Maya lahir dari keluarga yang cukup berpendidikan. Ayahnya adalah seorang insinyur kehutanan dan menghabiskan banyak waktu di luar kota. Ia hanya bisa bertemu Ayahnya tiga bulan sekali. Sedang Ibunya adalah seorang pengajar di sebuah kampus swasta. Ia lebih dekat kepada Ayahnya dibanding Ibunya.
Sinta sendiri lahir dari keluarga yang memiliki latarbelakang agama cukup kuat. Kakeknya adalah seorang Kyai kampung dan Ibunya adalah pengurus di pondok pesantren milik kakeknya.
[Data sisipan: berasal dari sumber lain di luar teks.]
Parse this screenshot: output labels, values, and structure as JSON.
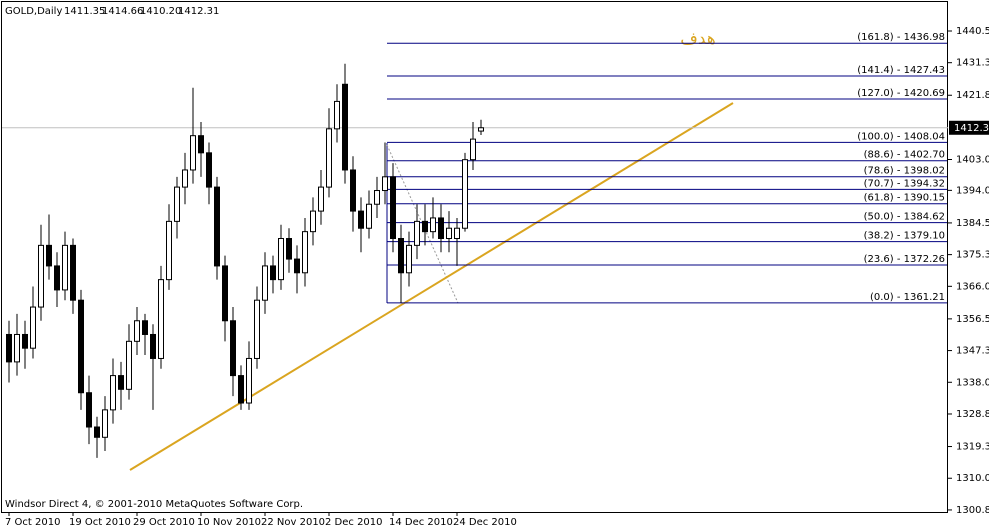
{
  "chart_data": {
    "type": "candlestick",
    "title": "GOLD,Daily",
    "footer": "Windsor Direct 4, © 2001-2010 MetaQuotes Software Corp.",
    "annotation": "هدف",
    "categories": [
      "7 Oct 2010",
      null,
      null,
      null,
      null,
      null,
      null,
      null,
      "19 Oct 2010",
      null,
      null,
      null,
      null,
      null,
      null,
      null,
      "29 Oct 2010",
      null,
      null,
      null,
      null,
      null,
      null,
      null,
      "10 Nov 2010",
      null,
      null,
      null,
      null,
      null,
      null,
      null,
      "22 Nov 2010",
      null,
      null,
      null,
      null,
      null,
      null,
      null,
      "2 Dec 2010",
      null,
      null,
      null,
      null,
      null,
      null,
      null,
      "14 Dec 2010",
      null,
      null,
      null,
      null,
      null,
      null,
      null,
      "24 Dec 2010",
      null,
      null,
      null
    ],
    "open": [
      1352,
      1344,
      1352,
      1348,
      1360,
      1378,
      1372,
      1365,
      1378,
      1362,
      1335,
      1325,
      1322,
      1330,
      1340,
      1336,
      1350,
      1356,
      1352,
      1345,
      1368,
      1385,
      1395,
      1400,
      1410,
      1405,
      1395,
      1372,
      1356,
      1340,
      1332,
      1345,
      1362,
      1372,
      1368,
      1380,
      1374,
      1370,
      1382,
      1388,
      1395,
      1412,
      1425,
      1400,
      1388,
      1383,
      1390,
      1394,
      1398,
      1380,
      1370,
      1378,
      1385,
      1382,
      1386,
      1380,
      1380,
      1383,
      1403,
      1411.35
    ],
    "high": [
      1356,
      1358,
      1356,
      1366,
      1384,
      1387,
      1376,
      1382,
      1380,
      1365,
      1340,
      1328,
      1334,
      1345,
      1344,
      1355,
      1360,
      1358,
      1355,
      1372,
      1390,
      1398,
      1405,
      1424,
      1414,
      1408,
      1398,
      1375,
      1360,
      1343,
      1350,
      1366,
      1376,
      1375,
      1384,
      1383,
      1378,
      1386,
      1392,
      1400,
      1418,
      1425,
      1431,
      1404,
      1392,
      1394,
      1398,
      1408,
      1402,
      1384,
      1382,
      1390,
      1390,
      1392,
      1390,
      1388,
      1386,
      1405,
      1414,
      1414.66
    ],
    "low": [
      1338,
      1340,
      1342,
      1345,
      1356,
      1368,
      1360,
      1362,
      1358,
      1330,
      1320,
      1316,
      1318,
      1326,
      1330,
      1333,
      1346,
      1346,
      1330,
      1342,
      1365,
      1380,
      1390,
      1396,
      1398,
      1390,
      1368,
      1350,
      1334,
      1330,
      1330,
      1342,
      1358,
      1364,
      1365,
      1370,
      1364,
      1366,
      1378,
      1384,
      1392,
      1408,
      1396,
      1382,
      1376,
      1380,
      1386,
      1390,
      1376,
      1361.21,
      1366,
      1374,
      1378,
      1380,
      1376,
      1376,
      1372,
      1382,
      1400,
      1410.2
    ],
    "close": [
      1344,
      1352,
      1348,
      1360,
      1378,
      1372,
      1365,
      1378,
      1362,
      1335,
      1325,
      1322,
      1330,
      1340,
      1336,
      1350,
      1356,
      1352,
      1345,
      1368,
      1385,
      1395,
      1400,
      1410,
      1405,
      1395,
      1372,
      1356,
      1340,
      1332,
      1345,
      1362,
      1372,
      1368,
      1380,
      1374,
      1370,
      1382,
      1388,
      1395,
      1412,
      1420,
      1400,
      1388,
      1383,
      1390,
      1394,
      1398,
      1380,
      1370,
      1378,
      1385,
      1382,
      1386,
      1380,
      1383,
      1383,
      1403,
      1409,
      1412.31
    ],
    "header_values": [
      {
        "value": 1411.35,
        "label": "1411.35"
      },
      {
        "value": 1414.66,
        "label": "1414.66"
      },
      {
        "value": 1410.2,
        "label": "1410.20"
      },
      {
        "value": 1412.31,
        "label": "1412.31"
      }
    ],
    "ylim": [
      1300.2,
      1449.3
    ],
    "yticks": [
      1440.55,
      {
        "value": 1431.3,
        "label": "1431.30"
      },
      {
        "value": 1421.8,
        "label": "1421.80"
      },
      1403.05,
      1394.05,
      1384.55,
      {
        "value": 1375.3,
        "label": "1375.30"
      },
      1366.05,
      1356.55,
      {
        "value": 1347.3,
        "label": "1347.30"
      },
      1338.05,
      {
        "value": 1328.8,
        "label": "1328.80"
      },
      {
        "value": 1319.3,
        "label": "1319.30"
      },
      1310.05,
      {
        "value": 1300.8,
        "label": "1300.80"
      }
    ],
    "fib_levels": [
      {
        "value": 1436.98,
        "label": "(161.8) - 1436.98"
      },
      {
        "value": 1427.43,
        "label": "(141.4) - 1427.43"
      },
      {
        "value": 1420.69,
        "label": "(127.0) - 1420.69"
      },
      {
        "value": 1408.04,
        "label": "(100.0) - 1408.04"
      },
      {
        "value": 1402.7,
        "label": "(88.6) - 1402.70"
      },
      {
        "value": 1398.02,
        "label": "(78.6) - 1398.02"
      },
      {
        "value": 1394.32,
        "label": "(70.7) - 1394.32"
      },
      {
        "value": 1390.15,
        "label": "(61.8) - 1390.15"
      },
      {
        "value": 1384.62,
        "label": "(50.0) - 1384.62"
      },
      {
        "value": 1379.1,
        "label": "(38.2) - 1379.10"
      },
      {
        "value": 1372.26,
        "label": "(23.6) - 1372.26"
      },
      {
        "value": 1361.21,
        "label": "(0.0) - 1361.21"
      }
    ],
    "fib_color": "#000080",
    "trendline_color": "#daa520"
  }
}
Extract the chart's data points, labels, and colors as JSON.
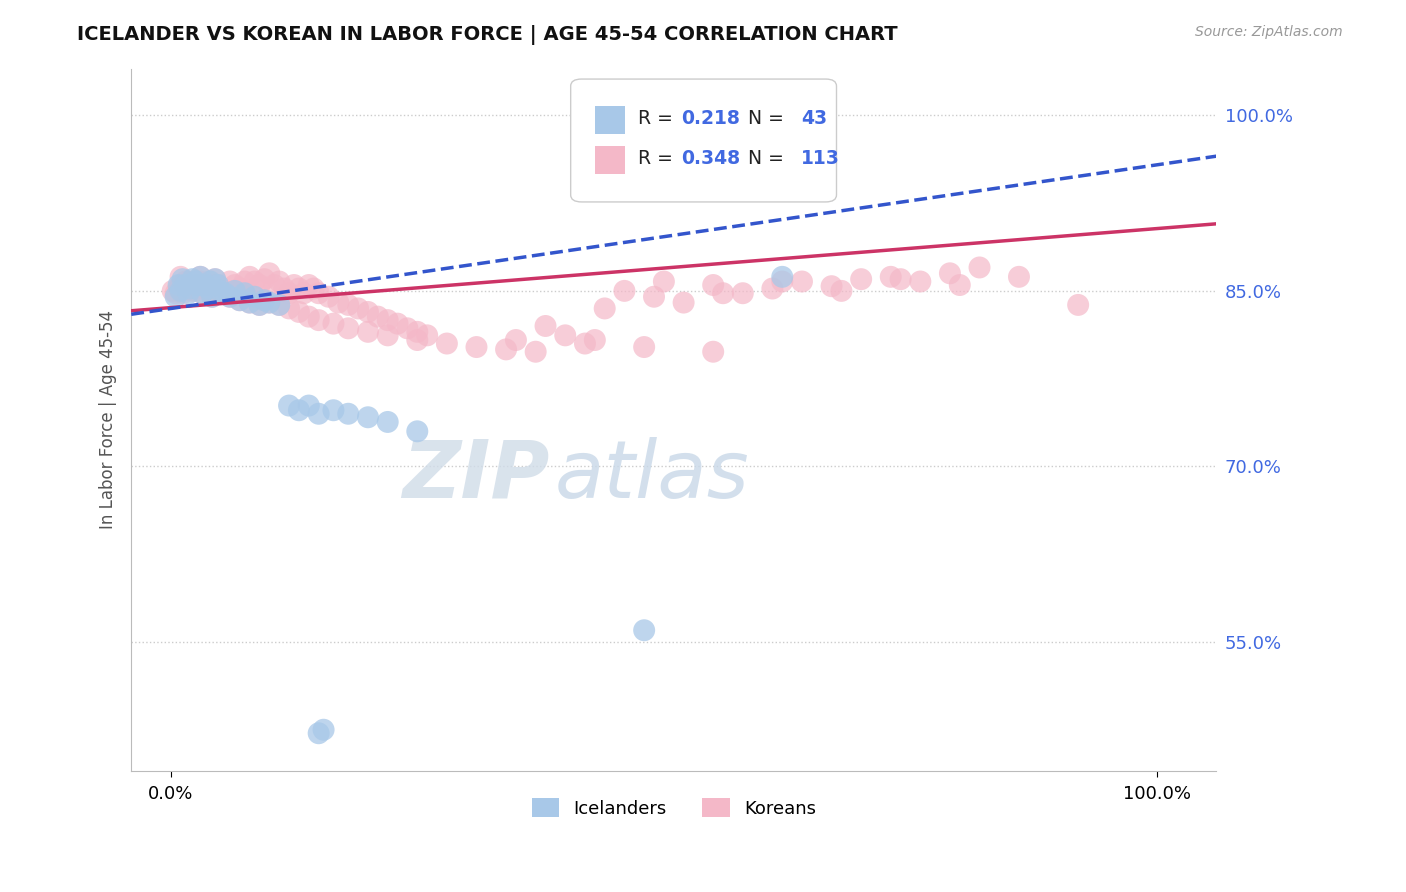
{
  "title": "ICELANDER VS KOREAN IN LABOR FORCE | AGE 45-54 CORRELATION CHART",
  "source": "Source: ZipAtlas.com",
  "ylabel": "In Labor Force | Age 45-54",
  "icelander_R": "0.218",
  "icelander_N": "43",
  "korean_R": "0.348",
  "korean_N": "113",
  "icelander_color": "#a8c8e8",
  "korean_color": "#f4b8c8",
  "trend_icelander_color": "#3355cc",
  "trend_korean_color": "#cc3366",
  "label_color": "#4169e1",
  "ytick_vals": [
    0.55,
    0.7,
    0.85,
    1.0
  ],
  "ytick_labels": [
    "55.0%",
    "70.0%",
    "85.0%",
    "100.0%"
  ],
  "xtick_vals": [
    0.0,
    1.0
  ],
  "xtick_labels": [
    "0.0%",
    "100.0%"
  ],
  "xlim": [
    -0.04,
    1.06
  ],
  "ylim": [
    0.44,
    1.04
  ],
  "legend_labels": [
    "Icelanders",
    "Koreans"
  ],
  "watermark_zip": "ZIP",
  "watermark_atlas": "atlas",
  "icelander_x": [
    0.005,
    0.008,
    0.01,
    0.012,
    0.015,
    0.018,
    0.02,
    0.022,
    0.025,
    0.028,
    0.03,
    0.032,
    0.035,
    0.038,
    0.04,
    0.042,
    0.045,
    0.048,
    0.05,
    0.055,
    0.06,
    0.065,
    0.07,
    0.075,
    0.08,
    0.085,
    0.09,
    0.095,
    0.1,
    0.11,
    0.12,
    0.13,
    0.14,
    0.15,
    0.165,
    0.18,
    0.2,
    0.22,
    0.25,
    0.48,
    0.62,
    0.15,
    0.155
  ],
  "icelander_y": [
    0.845,
    0.855,
    0.85,
    0.86,
    0.855,
    0.848,
    0.852,
    0.86,
    0.858,
    0.855,
    0.862,
    0.848,
    0.855,
    0.852,
    0.858,
    0.845,
    0.86,
    0.855,
    0.85,
    0.848,
    0.845,
    0.85,
    0.842,
    0.848,
    0.84,
    0.845,
    0.838,
    0.842,
    0.84,
    0.838,
    0.752,
    0.748,
    0.752,
    0.745,
    0.748,
    0.745,
    0.742,
    0.738,
    0.73,
    0.56,
    0.862,
    0.472,
    0.475
  ],
  "korean_x": [
    0.002,
    0.005,
    0.008,
    0.01,
    0.012,
    0.015,
    0.018,
    0.02,
    0.022,
    0.025,
    0.028,
    0.03,
    0.032,
    0.035,
    0.038,
    0.04,
    0.042,
    0.045,
    0.048,
    0.05,
    0.055,
    0.06,
    0.065,
    0.07,
    0.075,
    0.08,
    0.085,
    0.09,
    0.095,
    0.1,
    0.11,
    0.12,
    0.13,
    0.14,
    0.15,
    0.165,
    0.18,
    0.2,
    0.22,
    0.25,
    0.28,
    0.31,
    0.34,
    0.37,
    0.4,
    0.43,
    0.46,
    0.49,
    0.52,
    0.55,
    0.58,
    0.61,
    0.64,
    0.67,
    0.7,
    0.73,
    0.76,
    0.79,
    0.82,
    0.01,
    0.015,
    0.02,
    0.025,
    0.03,
    0.035,
    0.04,
    0.045,
    0.05,
    0.055,
    0.06,
    0.065,
    0.07,
    0.075,
    0.08,
    0.085,
    0.09,
    0.095,
    0.1,
    0.105,
    0.11,
    0.115,
    0.12,
    0.125,
    0.13,
    0.135,
    0.14,
    0.145,
    0.15,
    0.16,
    0.17,
    0.18,
    0.19,
    0.2,
    0.21,
    0.22,
    0.23,
    0.24,
    0.25,
    0.26,
    0.35,
    0.42,
    0.48,
    0.55,
    0.38,
    0.44,
    0.5,
    0.56,
    0.62,
    0.68,
    0.74,
    0.8,
    0.86,
    0.92
  ],
  "korean_y": [
    0.85,
    0.848,
    0.852,
    0.855,
    0.848,
    0.852,
    0.858,
    0.855,
    0.85,
    0.858,
    0.852,
    0.862,
    0.848,
    0.855,
    0.852,
    0.858,
    0.845,
    0.86,
    0.855,
    0.85,
    0.848,
    0.845,
    0.85,
    0.842,
    0.848,
    0.84,
    0.845,
    0.838,
    0.842,
    0.84,
    0.838,
    0.835,
    0.832,
    0.828,
    0.825,
    0.822,
    0.818,
    0.815,
    0.812,
    0.808,
    0.805,
    0.802,
    0.8,
    0.798,
    0.812,
    0.808,
    0.85,
    0.845,
    0.84,
    0.855,
    0.848,
    0.852,
    0.858,
    0.854,
    0.86,
    0.862,
    0.858,
    0.865,
    0.87,
    0.862,
    0.858,
    0.855,
    0.85,
    0.858,
    0.852,
    0.848,
    0.855,
    0.852,
    0.848,
    0.858,
    0.855,
    0.852,
    0.858,
    0.862,
    0.858,
    0.855,
    0.86,
    0.865,
    0.855,
    0.858,
    0.852,
    0.848,
    0.855,
    0.852,
    0.848,
    0.855,
    0.852,
    0.848,
    0.845,
    0.84,
    0.838,
    0.835,
    0.832,
    0.828,
    0.825,
    0.822,
    0.818,
    0.815,
    0.812,
    0.808,
    0.805,
    0.802,
    0.798,
    0.82,
    0.835,
    0.858,
    0.848,
    0.858,
    0.85,
    0.86,
    0.855,
    0.862,
    0.838
  ]
}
Ayahnya telah meninggal sejak ia masih bayi.Â
Perihal kain putih, sudah menjadi hal yang lumrah dikenakan di lingkungan keluarga Sinta. Tetapi Sinta tetaplah seorang manusia yang punya peluang untuk memiliki pandangan yang berbeda.
Salah seorang di antara kami berhasil menjenguk Sinta di kediamannya. Ia bercerita kalau ternyata Sinta mengalami depresi berat dan harus dibawa beberapa kali berobat ke psikiater. Pelecehan yang dialaminya menyimpan luka yang akan dibawanya seumur hidup. Sedangkan Maya, meski harus luka di pelipis, berkat keberaniannya ia mampu mencegah lahirnya luka-luka yang lain.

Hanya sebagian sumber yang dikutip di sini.